November 18, 2019
Political funding is still a grey area in India.

Electoral bond scheme has been facing criticism since its launch in January 2018. Here are the reasons

HUFF POST recently exposed how govt overruled RBI's objections on electoral bonds. RBI had said that electoral bonds and amendment to the RBI Act would encourage money laundering and undermine faith in Indian banknotes.

But govt rejected these objections and passed the law. 

Electoral bond is an instrument to donate money to political parties  and can be purchased from State Bank of India and identities of donor and receiver are kept secret. 

The NDA government introduced electoral bonds by  making amendments through the Finance Act 2017 to the Reserve Bank of India Act 1934, Representation of Peoples Act 1951, Income Tax Act 1961 and Companies Act. 

Rules regarding donations by private companies and declaration of their political contributions have been removed.
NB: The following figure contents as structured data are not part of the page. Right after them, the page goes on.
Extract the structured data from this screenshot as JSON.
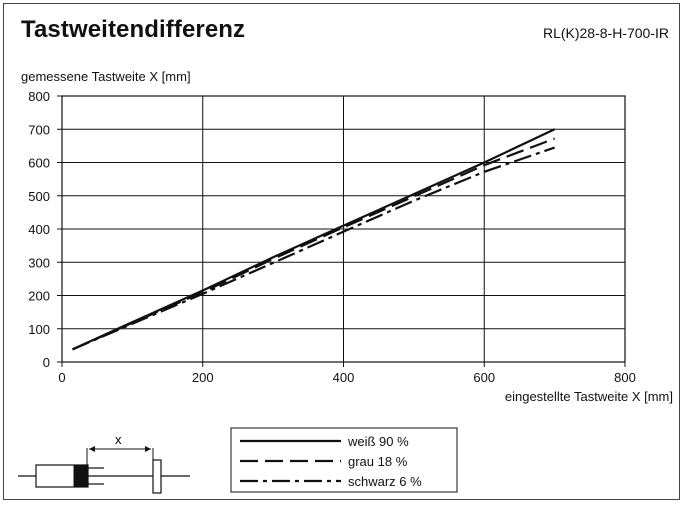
{
  "header": {
    "title": "Tastweitendifferenz",
    "model": "RL(K)28-8-H-700-IR"
  },
  "axes": {
    "ylabel": "gemessene Tastweite X [mm]",
    "xlabel": "eingestellte Tastweite X [mm]"
  },
  "sketch": {
    "distance_label": "x"
  },
  "colors": {
    "line": "#111111",
    "grid": "#111111",
    "background": "#ffffff"
  },
  "chart_data": {
    "type": "line",
    "xlabel": "eingestellte Tastweite X [mm]",
    "ylabel": "gemessene Tastweite X [mm]",
    "xlim": [
      0,
      800
    ],
    "ylim": [
      0,
      800
    ],
    "xticks": [
      0,
      200,
      400,
      600,
      800
    ],
    "yticks": [
      0,
      100,
      200,
      300,
      400,
      500,
      600,
      700,
      800
    ],
    "grid": true,
    "legend_position": "bottom-center",
    "series": [
      {
        "name": "weiß 90 %",
        "style": "solid",
        "x": [
          15,
          100,
          200,
          300,
          400,
          500,
          600,
          700
        ],
        "y": [
          38,
          120,
          215,
          315,
          410,
          505,
          600,
          700
        ]
      },
      {
        "name": "grau 18 %",
        "style": "dashed",
        "x": [
          15,
          100,
          200,
          300,
          400,
          500,
          600,
          700
        ],
        "y": [
          38,
          118,
          210,
          310,
          405,
          498,
          592,
          672
        ]
      },
      {
        "name": "schwarz 6 %",
        "style": "dashdot",
        "x": [
          15,
          100,
          200,
          300,
          400,
          500,
          600,
          700
        ],
        "y": [
          38,
          115,
          205,
          298,
          392,
          485,
          572,
          645
        ]
      }
    ]
  }
}
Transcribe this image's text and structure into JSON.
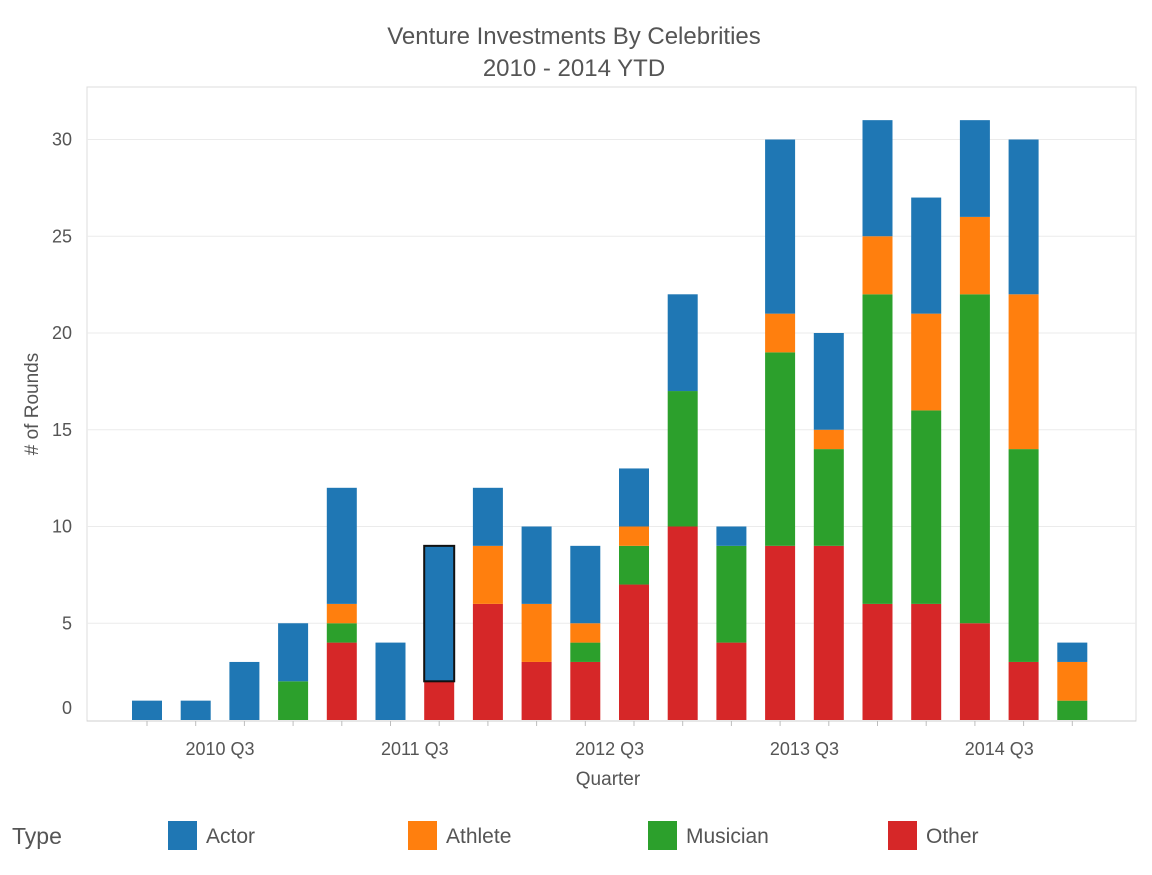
{
  "chart_data": {
    "type": "bar",
    "stacked": true,
    "title": "Venture Investments By Celebrities",
    "subtitle": "2010 - 2014 YTD",
    "xlabel": "Quarter",
    "ylabel": "# of Rounds",
    "ylim": [
      0,
      33
    ],
    "yticks": [
      0,
      5,
      10,
      15,
      20,
      25,
      30
    ],
    "grid": true,
    "legend_title": "Type",
    "legend_position": "bottom",
    "categories": [
      "2010 Q1",
      "2010 Q2",
      "2010 Q3",
      "2010 Q4",
      "2011 Q1",
      "2011 Q2",
      "2011 Q3",
      "2011 Q4",
      "2012 Q1",
      "2012 Q2",
      "2012 Q3",
      "2012 Q4",
      "2013 Q1",
      "2013 Q2",
      "2013 Q3",
      "2013 Q4",
      "2014 Q1",
      "2014 Q2",
      "2014 Q3",
      "2014 Q4"
    ],
    "xtick_labels": [
      {
        "category": "2010 Q3",
        "label": "2010 Q3"
      },
      {
        "category": "2011 Q3",
        "label": "2011 Q3"
      },
      {
        "category": "2012 Q3",
        "label": "2012 Q3"
      },
      {
        "category": "2013 Q3",
        "label": "2013 Q3"
      },
      {
        "category": "2014 Q3",
        "label": "2014 Q3"
      }
    ],
    "highlighted": {
      "category": "2011 Q3",
      "series": "Actor"
    },
    "series": [
      {
        "name": "Other",
        "color": "#d62728",
        "values": [
          0,
          0,
          0,
          0,
          4,
          0,
          2,
          6,
          3,
          3,
          7,
          10,
          4,
          9,
          9,
          6,
          6,
          5,
          3,
          0
        ]
      },
      {
        "name": "Musician",
        "color": "#2ca02c",
        "values": [
          0,
          0,
          0,
          2,
          1,
          0,
          0,
          0,
          0,
          1,
          2,
          7,
          5,
          10,
          5,
          16,
          10,
          17,
          11,
          1
        ]
      },
      {
        "name": "Athlete",
        "color": "#ff7f0e",
        "values": [
          0,
          0,
          0,
          0,
          1,
          0,
          0,
          3,
          3,
          1,
          1,
          0,
          0,
          2,
          1,
          3,
          5,
          4,
          8,
          2
        ]
      },
      {
        "name": "Actor",
        "color": "#1f77b4",
        "values": [
          1,
          1,
          3,
          3,
          6,
          4,
          7,
          3,
          4,
          4,
          3,
          5,
          1,
          9,
          5,
          6,
          6,
          5,
          8,
          1
        ]
      }
    ],
    "legend_order": [
      "Actor",
      "Athlete",
      "Musician",
      "Other"
    ]
  }
}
Another amendment was made in March 2018 to exempt political parties from informing the Election Commission (EC) of any amount received above Rs 2,000, if made through electoral bonds. 
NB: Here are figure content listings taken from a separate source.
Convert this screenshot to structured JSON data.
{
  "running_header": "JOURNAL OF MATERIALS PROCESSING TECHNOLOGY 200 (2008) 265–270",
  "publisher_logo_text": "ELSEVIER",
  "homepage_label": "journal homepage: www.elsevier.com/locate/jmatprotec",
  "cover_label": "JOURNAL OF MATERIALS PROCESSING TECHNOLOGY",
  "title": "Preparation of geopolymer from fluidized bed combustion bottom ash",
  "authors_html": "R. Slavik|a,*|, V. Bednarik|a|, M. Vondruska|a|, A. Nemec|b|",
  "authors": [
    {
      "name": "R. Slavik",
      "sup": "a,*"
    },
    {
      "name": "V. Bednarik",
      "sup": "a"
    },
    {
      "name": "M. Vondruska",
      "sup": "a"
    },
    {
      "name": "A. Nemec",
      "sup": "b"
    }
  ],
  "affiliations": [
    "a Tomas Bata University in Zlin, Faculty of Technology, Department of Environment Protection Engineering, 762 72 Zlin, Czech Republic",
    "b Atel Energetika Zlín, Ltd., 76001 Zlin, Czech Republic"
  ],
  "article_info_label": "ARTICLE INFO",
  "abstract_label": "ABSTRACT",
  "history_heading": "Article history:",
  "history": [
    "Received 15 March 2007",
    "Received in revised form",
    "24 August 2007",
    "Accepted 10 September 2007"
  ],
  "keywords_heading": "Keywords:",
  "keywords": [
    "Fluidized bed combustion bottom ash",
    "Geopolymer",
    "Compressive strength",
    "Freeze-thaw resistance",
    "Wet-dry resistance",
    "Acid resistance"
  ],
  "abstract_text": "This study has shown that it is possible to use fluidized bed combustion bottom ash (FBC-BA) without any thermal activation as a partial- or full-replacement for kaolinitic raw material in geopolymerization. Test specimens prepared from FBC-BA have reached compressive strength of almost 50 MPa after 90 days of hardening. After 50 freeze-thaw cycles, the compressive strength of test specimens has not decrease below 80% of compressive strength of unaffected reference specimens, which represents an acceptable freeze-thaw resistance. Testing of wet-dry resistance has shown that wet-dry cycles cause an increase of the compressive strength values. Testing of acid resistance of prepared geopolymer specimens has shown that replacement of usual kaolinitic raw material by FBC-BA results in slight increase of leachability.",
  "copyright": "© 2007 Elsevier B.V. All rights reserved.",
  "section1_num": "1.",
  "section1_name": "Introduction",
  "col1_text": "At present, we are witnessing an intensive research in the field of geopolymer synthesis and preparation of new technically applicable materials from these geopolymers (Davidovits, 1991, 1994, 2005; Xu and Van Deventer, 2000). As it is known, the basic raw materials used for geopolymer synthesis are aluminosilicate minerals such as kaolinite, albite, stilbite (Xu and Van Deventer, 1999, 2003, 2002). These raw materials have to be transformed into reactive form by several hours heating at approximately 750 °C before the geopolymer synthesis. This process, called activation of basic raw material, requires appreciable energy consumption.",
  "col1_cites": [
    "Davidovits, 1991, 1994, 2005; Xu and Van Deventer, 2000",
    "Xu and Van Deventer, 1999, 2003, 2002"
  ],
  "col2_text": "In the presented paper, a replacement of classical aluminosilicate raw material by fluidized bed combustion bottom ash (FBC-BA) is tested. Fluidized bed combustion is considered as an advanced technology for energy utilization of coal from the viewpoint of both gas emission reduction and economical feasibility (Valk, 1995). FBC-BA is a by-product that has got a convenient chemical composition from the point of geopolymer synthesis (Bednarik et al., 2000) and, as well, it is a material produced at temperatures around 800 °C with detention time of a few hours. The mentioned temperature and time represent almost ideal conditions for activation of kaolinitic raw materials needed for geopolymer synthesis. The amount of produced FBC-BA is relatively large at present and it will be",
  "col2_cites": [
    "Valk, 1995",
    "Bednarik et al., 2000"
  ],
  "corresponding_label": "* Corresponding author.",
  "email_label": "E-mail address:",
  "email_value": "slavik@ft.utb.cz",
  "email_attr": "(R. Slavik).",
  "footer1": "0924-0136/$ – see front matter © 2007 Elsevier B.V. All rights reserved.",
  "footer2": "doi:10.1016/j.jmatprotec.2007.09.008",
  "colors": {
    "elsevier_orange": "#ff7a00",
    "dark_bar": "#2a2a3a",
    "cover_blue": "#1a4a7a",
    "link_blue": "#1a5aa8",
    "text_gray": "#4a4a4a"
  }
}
NDA government claims that electoral bonds will weed out black money from political funding but opposition parties and Election Commission feel the bond scheme promotes anonymous funding and favours the BJP. Supreme Court is yet to decide on the matter but till then electoral bonds continue to be used. 

This short video explains the topic. 

Election Commission said: “The scheme legalises anonymity but the right to vote means making an informed choice - citizens must know who is funding the candidates.”
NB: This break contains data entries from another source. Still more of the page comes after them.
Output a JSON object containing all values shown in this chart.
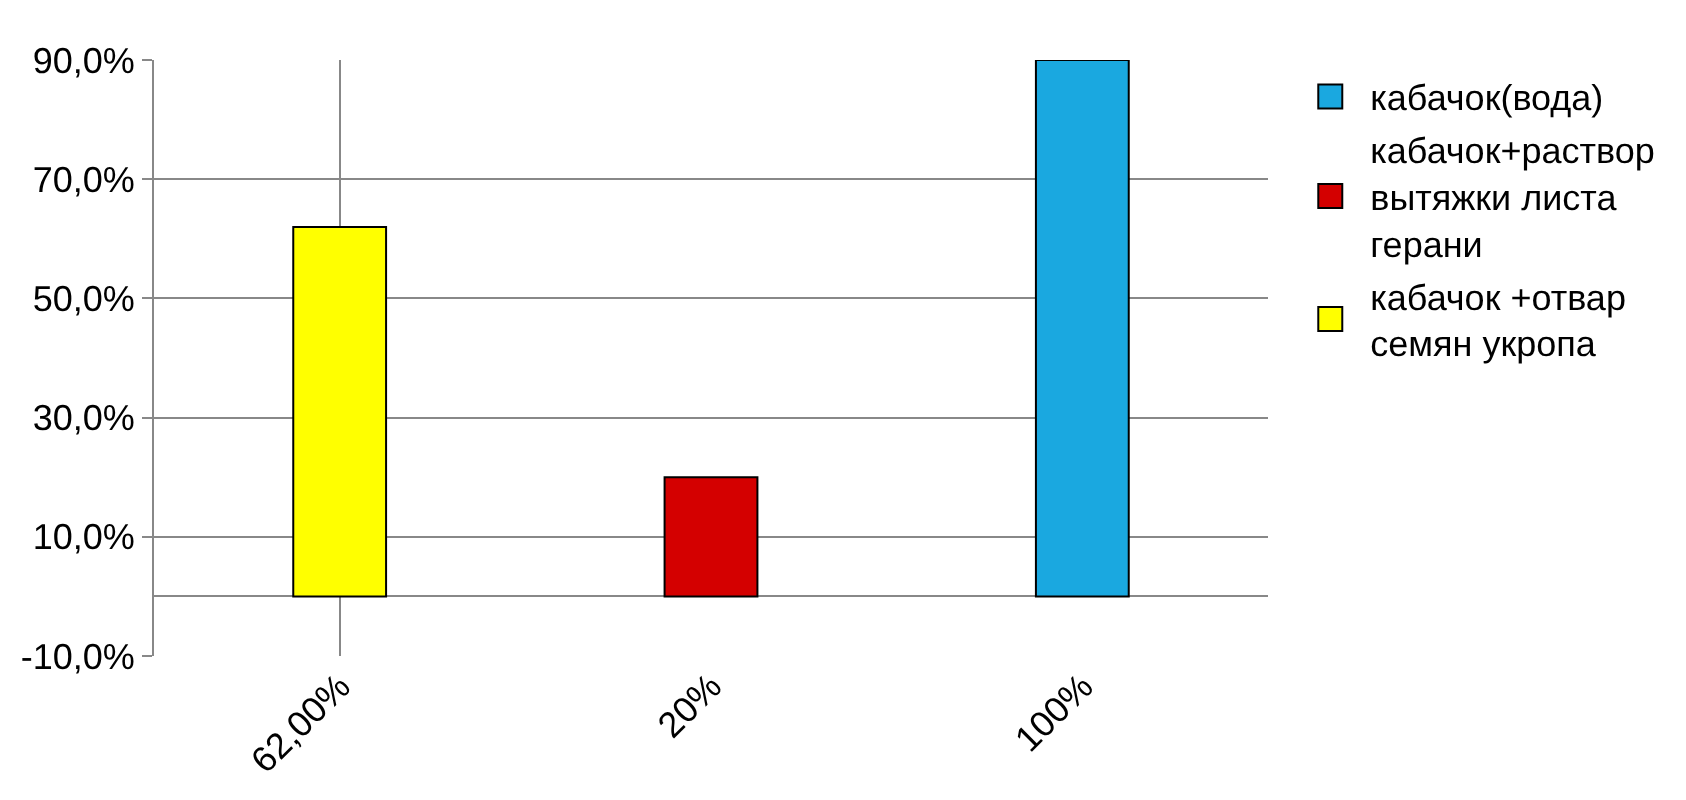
{
  "chart_data": {
    "type": "bar",
    "categories": [
      "62,00%",
      "20%",
      "100%"
    ],
    "series": [
      {
        "name": "кабачок(вода)",
        "color": "#1aa8e0",
        "values": [
          null,
          null,
          90
        ]
      },
      {
        "name": "кабачок+раствор вытяжки листа герани",
        "color": "#d40000",
        "values": [
          null,
          20,
          null
        ]
      },
      {
        "name": "кабачок +отвар семян укропа",
        "color": "#ffff00",
        "values": [
          62,
          null,
          null
        ]
      }
    ],
    "ylim": [
      -10,
      90
    ],
    "yticks": [
      {
        "value": -10,
        "label": "-10,0%"
      },
      {
        "value": 10,
        "label": "10,0%"
      },
      {
        "value": 30,
        "label": "30,0%"
      },
      {
        "value": 50,
        "label": "50,0%"
      },
      {
        "value": 70,
        "label": "70,0%"
      },
      {
        "value": 90,
        "label": "90,0%"
      }
    ],
    "grid": "y",
    "legend": "right"
  }
}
The poll panel also claimed that electoral bonds make it difficult for the commission to track donations from overseas and government companies, both barred from funding political parties. 

The govt said: "It is not voters concern to know where the money comes from. And there is no complete secrecy. Reserve Bank of India (RBI) and Income Tax department will get the information about donors."

Critics, however, claim that the ruling party can get this information from RBI and then arm twist those who donate to the opposition parties.

Another argument is that if donation remains anonymous, companies can influence government policy by funding the ruling political party

BJP was the biggest beneficiary of the electoral bond scheme launched by the government in 2017-18, bagging 94.5 percent of the bonds worth a little over Rs 210 crore.